En fin, aquí tenemos otro reto, aunque bien mirado resulta ser el mismo reto que afrontamos desde hace tiempo: Comprometernos a mejorar nuestra nutrición. "Somos lo que comemos", suele decirse por ahí y quien lo dice se queda muy orondo por haber dicho una verdad digerida y aprobada por medio mundo. También es válido decir que "somos lo que consumimos", esto incluye tanto los alimentos que entran por la boca como todos esos alimentos del espíritu que pueden entrar por los ojos y los oídos principalmente.

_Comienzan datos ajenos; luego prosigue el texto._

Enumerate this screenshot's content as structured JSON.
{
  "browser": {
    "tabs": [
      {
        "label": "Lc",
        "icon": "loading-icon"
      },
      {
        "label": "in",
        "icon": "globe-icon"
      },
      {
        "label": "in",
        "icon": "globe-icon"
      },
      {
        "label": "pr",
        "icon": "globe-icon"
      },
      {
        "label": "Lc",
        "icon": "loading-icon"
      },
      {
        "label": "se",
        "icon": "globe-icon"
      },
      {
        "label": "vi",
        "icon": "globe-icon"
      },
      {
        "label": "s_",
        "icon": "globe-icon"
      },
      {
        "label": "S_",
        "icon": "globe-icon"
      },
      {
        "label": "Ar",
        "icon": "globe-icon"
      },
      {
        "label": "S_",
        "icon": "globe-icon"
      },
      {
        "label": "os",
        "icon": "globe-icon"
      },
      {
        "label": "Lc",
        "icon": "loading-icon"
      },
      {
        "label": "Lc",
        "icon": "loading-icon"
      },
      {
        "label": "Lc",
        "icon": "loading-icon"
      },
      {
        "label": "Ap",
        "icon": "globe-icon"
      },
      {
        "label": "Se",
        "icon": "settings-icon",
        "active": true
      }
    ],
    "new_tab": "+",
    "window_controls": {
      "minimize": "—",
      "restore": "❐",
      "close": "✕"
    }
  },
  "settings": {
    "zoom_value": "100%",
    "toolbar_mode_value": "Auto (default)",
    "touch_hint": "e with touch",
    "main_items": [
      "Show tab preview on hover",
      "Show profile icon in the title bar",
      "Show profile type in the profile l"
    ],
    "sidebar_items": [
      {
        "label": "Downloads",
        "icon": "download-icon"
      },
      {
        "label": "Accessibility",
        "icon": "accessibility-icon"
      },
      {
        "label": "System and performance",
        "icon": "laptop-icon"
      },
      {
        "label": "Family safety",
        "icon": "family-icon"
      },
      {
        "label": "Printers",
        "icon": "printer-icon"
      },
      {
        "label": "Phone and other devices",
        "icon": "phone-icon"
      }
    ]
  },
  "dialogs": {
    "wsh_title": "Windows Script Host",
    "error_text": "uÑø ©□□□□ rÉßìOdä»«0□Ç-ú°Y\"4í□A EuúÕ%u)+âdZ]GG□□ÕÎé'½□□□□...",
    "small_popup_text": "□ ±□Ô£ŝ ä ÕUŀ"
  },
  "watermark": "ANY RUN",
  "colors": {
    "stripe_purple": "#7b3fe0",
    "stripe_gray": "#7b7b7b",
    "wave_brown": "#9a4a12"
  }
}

Tratemos de arriesgarnos a consumir algo distinto aunque se corra el riesgo de ser vistos como bichos raros, pues al que no consume la misma comida chatarra que pasan en la programación "normal" se le ve como si de verdad estuviera mal, ¡hay que probar otros sabores! En los comedores de las escuelas y los trabajos siempre están disponibles las porquerías del tipo Marinela, Sabritas o refrescos, pero nadie se escandaliza si alguien decide sacar su alimento preparado en casa y comerlo entre los demás. Con el alimento del intelecto y el espíritu debería ser igual, que nadie se escandalice cuando uno entre todos decida consumir una dieta de información más balanceada y con ingredientes distintos a los de diario. Lo peor que puede ocurrir es que se vayan volviendo más ricas las opiniones y se vayan difundiendo opciones de entretenimiento y cultura más amplias.

Creo que no exagero si digo que una buena nutrición mental es un excelente camino para llegar a ser libres, en toda la extensión de la palabra.

Provecho. Digo: Hasta luego.

miércoles, 11 de enero de 2012

Expectativas

Esperamos demasiado de los demás y de la gente en general.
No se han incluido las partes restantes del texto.